Before going further, because blockchain, as you now understand the essential nature of it, is the foundation/architecture/framework/ upon which bitcoin was built, let’s take a moment to explain briefly what bitcoin is and its uses and properties.
Bitcoin, which refers to bit, bit of information, and coin, coin of value. Meaning the value held by information, or the information held by value.
Bitcoin is a currency, invented by an unknown inventor, whose source code is visible to everyone, and it allows transactions between users, without the need for any intermediaries, such as intermediaries who have built financial empires based on the fact that it was implied that their presence would be necessary forever, and all transactions are public and can be consulted by anyone, and it can be exchanged for other currencies or it can be used to purchase goods and services in legal or illegal markets. Two years ago, over 100 thousand merchants were accepting bitcoins as payments and this number has grown substantially. No government can stop it, control it, regulate it, and the rate of propagation is not symmetrical but closer to exponential.
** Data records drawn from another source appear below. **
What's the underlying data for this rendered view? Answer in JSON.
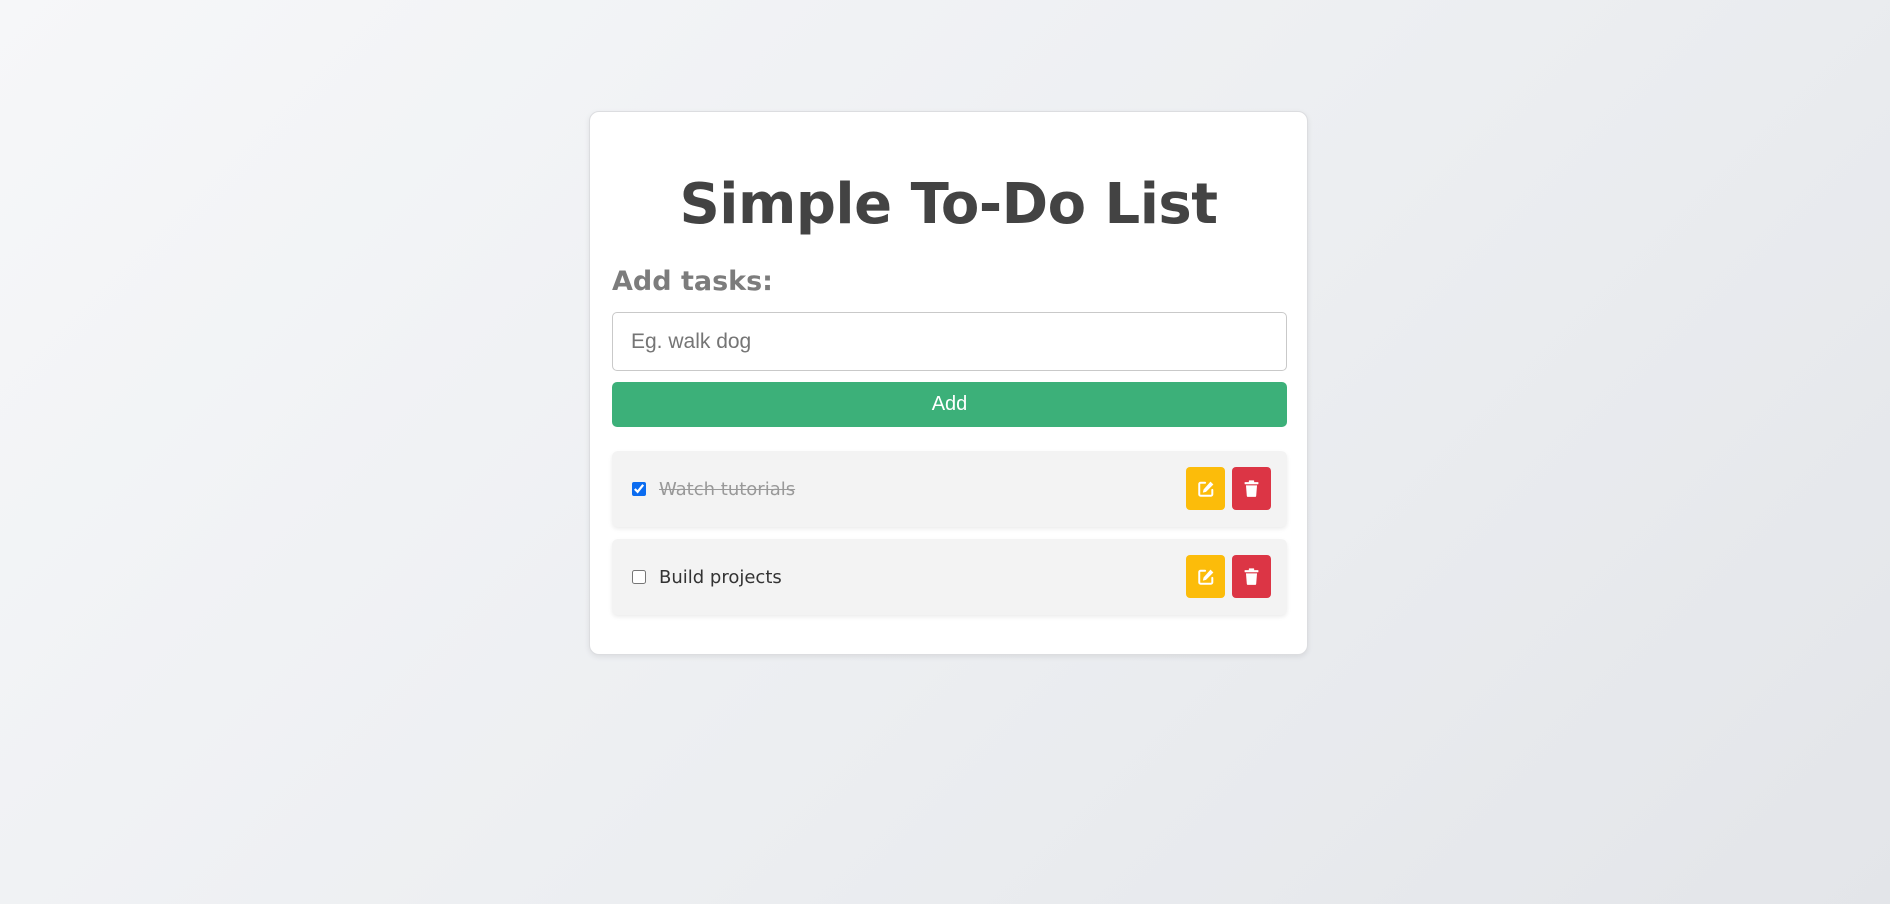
{
  "app": {
    "title": "Simple To-Do List"
  },
  "form": {
    "label": "Add tasks:",
    "input_value": "",
    "input_placeholder": "Eg. walk dog",
    "add_button_label": "Add"
  },
  "tasks": [
    {
      "text": "Watch tutorials",
      "completed": true
    },
    {
      "text": "Build projects",
      "completed": false
    }
  ],
  "icons": {
    "edit": "edit-icon",
    "delete": "trash-icon"
  },
  "colors": {
    "add_button": "#3cb079",
    "edit_button": "#fcbc0a",
    "delete_button": "#dc3545",
    "title": "#434343",
    "label": "#7c7c7c"
  }
}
This might be the perfect example of a disruptive idea, if well implemented and if the rate of propagation reaches critical values, and spread worldwide.
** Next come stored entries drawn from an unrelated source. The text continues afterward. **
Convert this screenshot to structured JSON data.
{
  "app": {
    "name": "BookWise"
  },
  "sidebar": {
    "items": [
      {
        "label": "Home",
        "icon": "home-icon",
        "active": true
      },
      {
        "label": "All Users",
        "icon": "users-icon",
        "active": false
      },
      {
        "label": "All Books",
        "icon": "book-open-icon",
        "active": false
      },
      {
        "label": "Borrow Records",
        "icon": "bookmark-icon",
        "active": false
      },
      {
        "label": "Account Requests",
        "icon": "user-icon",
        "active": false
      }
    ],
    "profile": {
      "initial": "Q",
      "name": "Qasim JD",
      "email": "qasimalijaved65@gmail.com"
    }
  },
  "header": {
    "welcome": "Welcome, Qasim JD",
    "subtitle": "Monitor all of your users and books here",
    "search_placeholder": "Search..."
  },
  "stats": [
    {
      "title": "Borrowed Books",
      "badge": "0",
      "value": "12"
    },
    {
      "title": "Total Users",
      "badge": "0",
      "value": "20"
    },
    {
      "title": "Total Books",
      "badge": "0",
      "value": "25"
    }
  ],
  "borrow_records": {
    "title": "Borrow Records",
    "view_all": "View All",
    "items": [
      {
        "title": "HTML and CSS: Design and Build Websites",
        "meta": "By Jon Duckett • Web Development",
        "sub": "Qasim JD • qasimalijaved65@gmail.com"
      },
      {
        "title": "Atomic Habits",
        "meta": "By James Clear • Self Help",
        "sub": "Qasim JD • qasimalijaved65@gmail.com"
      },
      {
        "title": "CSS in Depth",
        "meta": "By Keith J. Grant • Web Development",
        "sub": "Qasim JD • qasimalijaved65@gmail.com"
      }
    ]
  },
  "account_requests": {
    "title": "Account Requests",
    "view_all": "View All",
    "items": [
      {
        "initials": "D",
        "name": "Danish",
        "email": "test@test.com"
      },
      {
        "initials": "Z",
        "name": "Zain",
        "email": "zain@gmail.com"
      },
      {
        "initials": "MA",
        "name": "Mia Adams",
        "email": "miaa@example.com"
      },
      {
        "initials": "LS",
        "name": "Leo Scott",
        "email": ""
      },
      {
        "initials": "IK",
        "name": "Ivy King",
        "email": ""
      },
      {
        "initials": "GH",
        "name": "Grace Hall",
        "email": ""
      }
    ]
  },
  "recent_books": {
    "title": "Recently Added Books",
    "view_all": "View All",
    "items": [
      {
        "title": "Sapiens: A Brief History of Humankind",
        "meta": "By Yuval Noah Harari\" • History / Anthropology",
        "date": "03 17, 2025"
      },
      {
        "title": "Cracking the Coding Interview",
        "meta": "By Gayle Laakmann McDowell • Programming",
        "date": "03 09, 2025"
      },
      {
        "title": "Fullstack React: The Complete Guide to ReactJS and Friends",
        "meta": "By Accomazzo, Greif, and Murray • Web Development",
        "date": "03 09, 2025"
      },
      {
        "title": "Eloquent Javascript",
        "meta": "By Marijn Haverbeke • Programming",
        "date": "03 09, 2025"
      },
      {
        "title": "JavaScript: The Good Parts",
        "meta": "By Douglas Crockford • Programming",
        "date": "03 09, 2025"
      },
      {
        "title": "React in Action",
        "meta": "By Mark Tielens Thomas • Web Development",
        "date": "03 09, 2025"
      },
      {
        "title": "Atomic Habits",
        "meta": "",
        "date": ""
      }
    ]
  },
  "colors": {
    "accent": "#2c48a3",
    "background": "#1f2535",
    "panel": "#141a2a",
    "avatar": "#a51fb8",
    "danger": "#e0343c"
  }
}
Finally, if people are under the impression that blockchain (the technology which has allowed bitcoin to exist) has stayed quietly in its corner and is only related to bitcoin, this is no more the case. Walmart has done extensive studies in order to identify expired food, so it can be removed from shelves, and one shipping company is using it to track cargo as it crosses oceans.
Here are other examples, pulled from recent news stories.
“UC Berkeley has announced a partnership with Taiwan-based Bitmark
to implement blockchain application for managing data belonging to participants
in public health research.”
Honduras is developing a land registry using blockchain technologies. While the Isle
of Man wants to implement a registry of digital currency companies, using blockchain technology.
This concludes a short summary of bitcoin, blockchain and a few related matters.
Thank you for your time and consideration.